On Saturday, PCS presents an accompanying afternoon panel discussion at the Armory titled, “Bread & Circuses: Politics, Spectacle and Public Memory,” with talk show host Thom Hartmann, Oregonian reporter David Sarasohn, cartoonist Jack Ohman and UO journalism prof Al Stavitsky. It is free and open to the public.
Also opening this weekend:
Artists Rep’s production of Distracted, about a couple who must decide whether their kid is a pain in the butt because he is, as the doctors tell them, hyperactive, or just because he’s a kid. Leif Norby and Kimberly Howard star.
Vertigo’s last show of the season, Freakshow, about the members of a carnival sideshow coping with a failing business and changing world at the end of the 19th Century.
It’s been open for a few weeks, but I’ve been told by several people that Northwest Academy senior Jacob Storms’ performance of Doug Wright’s I Am My Own Wife, the solo show about the life of East German transvestite Charlotte von Mahlsdorf that Portland Center Stage produced two years ago, is very good. It’s also free.

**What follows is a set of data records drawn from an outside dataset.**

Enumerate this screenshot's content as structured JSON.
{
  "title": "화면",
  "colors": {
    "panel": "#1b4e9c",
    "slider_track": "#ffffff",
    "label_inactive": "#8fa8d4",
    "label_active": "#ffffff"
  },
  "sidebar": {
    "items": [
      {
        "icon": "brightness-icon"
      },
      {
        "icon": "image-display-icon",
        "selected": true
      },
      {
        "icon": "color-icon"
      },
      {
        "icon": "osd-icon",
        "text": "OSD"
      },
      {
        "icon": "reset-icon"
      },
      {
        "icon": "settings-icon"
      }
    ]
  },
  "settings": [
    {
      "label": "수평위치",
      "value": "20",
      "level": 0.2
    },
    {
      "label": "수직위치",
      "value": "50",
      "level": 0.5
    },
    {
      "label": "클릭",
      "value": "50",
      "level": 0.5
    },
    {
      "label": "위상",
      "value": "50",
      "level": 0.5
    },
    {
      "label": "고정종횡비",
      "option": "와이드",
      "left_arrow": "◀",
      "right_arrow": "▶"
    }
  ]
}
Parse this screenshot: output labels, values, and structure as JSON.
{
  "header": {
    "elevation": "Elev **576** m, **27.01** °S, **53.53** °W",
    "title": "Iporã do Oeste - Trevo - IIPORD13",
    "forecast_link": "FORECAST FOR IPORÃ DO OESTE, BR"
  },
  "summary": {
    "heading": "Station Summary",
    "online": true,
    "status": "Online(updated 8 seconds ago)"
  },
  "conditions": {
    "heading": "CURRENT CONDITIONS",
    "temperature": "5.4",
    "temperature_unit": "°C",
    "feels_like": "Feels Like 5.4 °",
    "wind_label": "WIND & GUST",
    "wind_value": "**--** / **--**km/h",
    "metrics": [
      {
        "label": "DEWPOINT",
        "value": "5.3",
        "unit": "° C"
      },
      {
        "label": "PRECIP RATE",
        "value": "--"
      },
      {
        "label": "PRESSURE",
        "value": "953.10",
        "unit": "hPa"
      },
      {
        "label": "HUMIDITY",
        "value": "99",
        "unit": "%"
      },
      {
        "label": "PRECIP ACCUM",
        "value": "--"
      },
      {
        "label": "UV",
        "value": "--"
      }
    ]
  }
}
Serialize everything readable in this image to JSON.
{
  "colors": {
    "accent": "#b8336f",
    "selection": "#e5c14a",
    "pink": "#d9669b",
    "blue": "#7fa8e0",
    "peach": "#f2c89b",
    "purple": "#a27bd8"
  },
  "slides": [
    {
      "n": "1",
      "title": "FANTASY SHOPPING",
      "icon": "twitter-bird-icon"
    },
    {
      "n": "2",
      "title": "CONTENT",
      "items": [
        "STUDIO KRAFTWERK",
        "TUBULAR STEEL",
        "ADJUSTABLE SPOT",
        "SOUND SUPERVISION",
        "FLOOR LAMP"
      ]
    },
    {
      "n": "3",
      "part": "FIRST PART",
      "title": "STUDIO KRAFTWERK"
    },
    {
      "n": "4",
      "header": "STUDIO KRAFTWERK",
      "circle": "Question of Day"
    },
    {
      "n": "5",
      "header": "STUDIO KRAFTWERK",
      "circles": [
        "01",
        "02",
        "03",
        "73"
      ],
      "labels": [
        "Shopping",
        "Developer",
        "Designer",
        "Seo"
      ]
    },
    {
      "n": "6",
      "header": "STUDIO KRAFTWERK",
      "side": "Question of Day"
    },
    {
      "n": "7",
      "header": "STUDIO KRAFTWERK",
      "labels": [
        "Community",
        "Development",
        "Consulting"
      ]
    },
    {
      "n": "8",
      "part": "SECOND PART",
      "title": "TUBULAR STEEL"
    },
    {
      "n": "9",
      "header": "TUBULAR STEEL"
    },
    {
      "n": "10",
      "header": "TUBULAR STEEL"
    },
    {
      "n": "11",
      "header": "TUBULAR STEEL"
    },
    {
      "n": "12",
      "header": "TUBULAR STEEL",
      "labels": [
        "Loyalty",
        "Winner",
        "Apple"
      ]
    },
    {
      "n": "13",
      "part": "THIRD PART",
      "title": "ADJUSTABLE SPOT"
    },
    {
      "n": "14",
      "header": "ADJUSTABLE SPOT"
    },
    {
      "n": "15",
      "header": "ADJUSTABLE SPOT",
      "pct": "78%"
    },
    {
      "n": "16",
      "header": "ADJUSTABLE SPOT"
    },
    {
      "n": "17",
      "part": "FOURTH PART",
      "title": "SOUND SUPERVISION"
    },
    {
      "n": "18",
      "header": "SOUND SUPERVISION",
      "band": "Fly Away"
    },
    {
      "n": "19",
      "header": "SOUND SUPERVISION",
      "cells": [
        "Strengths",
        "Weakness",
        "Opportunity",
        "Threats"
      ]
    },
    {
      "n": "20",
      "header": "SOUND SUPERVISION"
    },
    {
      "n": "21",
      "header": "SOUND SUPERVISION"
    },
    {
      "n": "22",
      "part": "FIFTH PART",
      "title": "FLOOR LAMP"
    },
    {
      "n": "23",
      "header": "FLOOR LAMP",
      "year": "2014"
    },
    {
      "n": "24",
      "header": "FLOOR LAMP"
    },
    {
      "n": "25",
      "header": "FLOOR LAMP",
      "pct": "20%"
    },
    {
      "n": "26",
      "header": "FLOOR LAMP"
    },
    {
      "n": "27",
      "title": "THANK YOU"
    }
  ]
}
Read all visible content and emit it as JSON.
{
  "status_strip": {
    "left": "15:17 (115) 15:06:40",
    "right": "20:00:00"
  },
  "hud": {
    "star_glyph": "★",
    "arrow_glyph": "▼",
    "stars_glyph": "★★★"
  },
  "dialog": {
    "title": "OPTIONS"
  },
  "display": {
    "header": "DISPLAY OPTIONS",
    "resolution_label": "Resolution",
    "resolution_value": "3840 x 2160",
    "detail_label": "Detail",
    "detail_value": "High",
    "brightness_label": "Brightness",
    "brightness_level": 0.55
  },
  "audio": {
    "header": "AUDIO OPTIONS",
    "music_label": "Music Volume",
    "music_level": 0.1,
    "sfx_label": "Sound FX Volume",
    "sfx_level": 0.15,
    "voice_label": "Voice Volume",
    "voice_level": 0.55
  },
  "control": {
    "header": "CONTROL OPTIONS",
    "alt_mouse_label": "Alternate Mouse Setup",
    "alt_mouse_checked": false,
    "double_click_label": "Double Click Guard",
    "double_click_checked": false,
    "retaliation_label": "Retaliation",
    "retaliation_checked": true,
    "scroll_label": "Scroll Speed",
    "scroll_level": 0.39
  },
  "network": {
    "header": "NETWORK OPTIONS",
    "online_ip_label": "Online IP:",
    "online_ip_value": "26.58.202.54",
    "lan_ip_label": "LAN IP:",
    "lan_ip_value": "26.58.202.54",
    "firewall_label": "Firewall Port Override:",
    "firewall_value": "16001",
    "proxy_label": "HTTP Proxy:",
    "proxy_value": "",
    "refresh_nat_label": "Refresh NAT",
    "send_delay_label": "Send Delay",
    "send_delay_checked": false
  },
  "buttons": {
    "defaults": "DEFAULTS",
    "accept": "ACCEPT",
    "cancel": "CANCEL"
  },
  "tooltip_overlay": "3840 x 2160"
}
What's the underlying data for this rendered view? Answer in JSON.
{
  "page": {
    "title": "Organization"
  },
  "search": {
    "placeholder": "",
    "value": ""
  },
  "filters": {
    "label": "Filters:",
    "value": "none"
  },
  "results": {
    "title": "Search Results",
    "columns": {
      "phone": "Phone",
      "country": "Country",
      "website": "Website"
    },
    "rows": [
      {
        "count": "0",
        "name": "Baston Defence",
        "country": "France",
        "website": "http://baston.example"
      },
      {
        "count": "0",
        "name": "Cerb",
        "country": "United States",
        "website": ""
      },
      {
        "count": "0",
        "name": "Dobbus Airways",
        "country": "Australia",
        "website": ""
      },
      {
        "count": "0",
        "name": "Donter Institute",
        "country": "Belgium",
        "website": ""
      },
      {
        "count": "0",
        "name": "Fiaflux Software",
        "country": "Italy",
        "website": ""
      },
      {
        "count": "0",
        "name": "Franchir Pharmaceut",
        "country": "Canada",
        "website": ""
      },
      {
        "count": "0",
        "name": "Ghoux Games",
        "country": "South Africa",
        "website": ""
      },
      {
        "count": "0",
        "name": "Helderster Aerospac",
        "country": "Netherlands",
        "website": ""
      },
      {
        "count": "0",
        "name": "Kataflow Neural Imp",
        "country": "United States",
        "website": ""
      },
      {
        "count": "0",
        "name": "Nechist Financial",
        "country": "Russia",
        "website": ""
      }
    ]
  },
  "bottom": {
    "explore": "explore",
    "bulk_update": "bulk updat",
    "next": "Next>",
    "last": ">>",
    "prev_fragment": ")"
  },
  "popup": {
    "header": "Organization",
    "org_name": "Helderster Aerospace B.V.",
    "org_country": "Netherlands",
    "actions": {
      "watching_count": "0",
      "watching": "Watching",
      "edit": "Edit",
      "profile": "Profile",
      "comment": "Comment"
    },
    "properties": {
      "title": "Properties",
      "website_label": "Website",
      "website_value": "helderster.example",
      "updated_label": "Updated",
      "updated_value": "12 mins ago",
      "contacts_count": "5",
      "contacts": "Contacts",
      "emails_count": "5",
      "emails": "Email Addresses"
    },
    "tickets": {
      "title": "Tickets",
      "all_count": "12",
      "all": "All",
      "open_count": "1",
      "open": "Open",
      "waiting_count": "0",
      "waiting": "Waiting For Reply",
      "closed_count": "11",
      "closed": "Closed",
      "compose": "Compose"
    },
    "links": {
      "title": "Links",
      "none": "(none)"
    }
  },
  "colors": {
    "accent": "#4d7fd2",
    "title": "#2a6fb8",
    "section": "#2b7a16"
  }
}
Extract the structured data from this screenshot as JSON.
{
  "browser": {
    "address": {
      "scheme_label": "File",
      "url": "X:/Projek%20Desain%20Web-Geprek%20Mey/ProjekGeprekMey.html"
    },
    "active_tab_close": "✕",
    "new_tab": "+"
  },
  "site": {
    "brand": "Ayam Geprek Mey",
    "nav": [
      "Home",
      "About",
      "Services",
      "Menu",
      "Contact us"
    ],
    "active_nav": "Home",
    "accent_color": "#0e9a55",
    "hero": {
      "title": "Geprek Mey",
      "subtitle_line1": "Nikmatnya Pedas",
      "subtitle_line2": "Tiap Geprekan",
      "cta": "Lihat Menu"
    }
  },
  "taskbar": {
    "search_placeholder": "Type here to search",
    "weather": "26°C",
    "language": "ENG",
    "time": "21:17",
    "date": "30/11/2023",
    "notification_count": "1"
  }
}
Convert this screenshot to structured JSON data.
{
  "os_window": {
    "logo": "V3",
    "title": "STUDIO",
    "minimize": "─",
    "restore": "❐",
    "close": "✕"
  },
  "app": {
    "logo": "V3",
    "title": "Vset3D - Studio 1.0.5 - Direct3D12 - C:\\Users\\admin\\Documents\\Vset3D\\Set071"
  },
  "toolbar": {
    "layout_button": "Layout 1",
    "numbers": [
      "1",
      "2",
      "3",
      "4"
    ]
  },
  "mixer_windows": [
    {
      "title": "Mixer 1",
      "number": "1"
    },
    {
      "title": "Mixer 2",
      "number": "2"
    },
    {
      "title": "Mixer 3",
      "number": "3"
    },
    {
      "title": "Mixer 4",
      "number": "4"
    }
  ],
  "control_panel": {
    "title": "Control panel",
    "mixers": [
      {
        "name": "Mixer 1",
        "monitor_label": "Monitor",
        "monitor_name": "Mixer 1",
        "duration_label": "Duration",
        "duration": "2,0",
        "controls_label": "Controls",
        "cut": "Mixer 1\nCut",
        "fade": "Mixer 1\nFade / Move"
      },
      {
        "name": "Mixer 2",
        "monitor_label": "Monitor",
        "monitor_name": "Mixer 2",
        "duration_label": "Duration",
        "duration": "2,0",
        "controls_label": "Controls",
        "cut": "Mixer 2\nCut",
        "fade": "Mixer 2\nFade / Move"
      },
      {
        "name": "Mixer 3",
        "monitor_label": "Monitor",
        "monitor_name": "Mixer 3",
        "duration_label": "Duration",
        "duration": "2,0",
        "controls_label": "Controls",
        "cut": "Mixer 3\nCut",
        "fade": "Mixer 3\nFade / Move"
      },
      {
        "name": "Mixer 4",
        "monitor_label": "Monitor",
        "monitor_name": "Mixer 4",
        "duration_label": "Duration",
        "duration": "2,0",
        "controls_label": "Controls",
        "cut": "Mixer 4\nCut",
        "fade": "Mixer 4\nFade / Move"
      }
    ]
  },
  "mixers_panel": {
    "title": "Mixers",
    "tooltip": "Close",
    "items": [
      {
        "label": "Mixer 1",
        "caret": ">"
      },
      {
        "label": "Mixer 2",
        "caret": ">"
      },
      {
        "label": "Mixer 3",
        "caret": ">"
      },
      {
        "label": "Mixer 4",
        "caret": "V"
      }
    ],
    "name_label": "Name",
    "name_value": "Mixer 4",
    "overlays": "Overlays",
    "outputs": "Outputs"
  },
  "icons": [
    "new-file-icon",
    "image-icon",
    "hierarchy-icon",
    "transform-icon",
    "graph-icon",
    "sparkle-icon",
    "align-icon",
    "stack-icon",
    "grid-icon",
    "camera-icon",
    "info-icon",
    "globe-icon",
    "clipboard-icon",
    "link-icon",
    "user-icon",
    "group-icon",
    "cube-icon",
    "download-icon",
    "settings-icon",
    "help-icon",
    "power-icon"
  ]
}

One ongoing show that has stuck in my mind is Miracle Theatre’s El Grito del Bronx, a haunting play about a woman trying to escape her family’s abusive past and cope with her brother’s career as a serial killer. Miracle is hosting a talk-back with the playwright, Migdalia Cruz, this Sunday, and blogger Ryan Fish has an interesting interview with director Antonio Sonera on his website. This is a good one, well-staged and acted, dark and violent and disturbing and surprisingly hopeful. Check it out.
As always, the week’s dramatic goings-on are cataloged in our performance listings.
Some News: The Oregon Arts Commission has $307,600 in federal stimulus funds to distribute to arts organizations to
“preserve jobs in the arts that are threatened or have been recently eliminated due to the economic downturn.” If your company is in dire straits, apply for a grant through the Commission’s website.
Lakewood Theatre and Miracle Theatre Group both announced their 2009-2010 seasons this week. Lakewood, starting in July, will produce The Producers, Oliver!, The Man Who Came to Dinner, Agatha Christie’s Spider’s Web, Peter Shaffer’s Lettuce and Lovage and the Broadway musical murder mystery Curtains.
Miracle’s season kicks off with two original productions, El Día de los Muertos Festival and Dañel Malán and Rebecca Martínez’ American Sueño, and continues in 2010 with a Spanish-language romantic comedy, Entre Villa y una mujer desnuda; Karen Zacarías’ adaptation of Julia Alvarez’ How the Garcia Girls Lost Their Accents; and a bilingual adaptation of Don Quijote.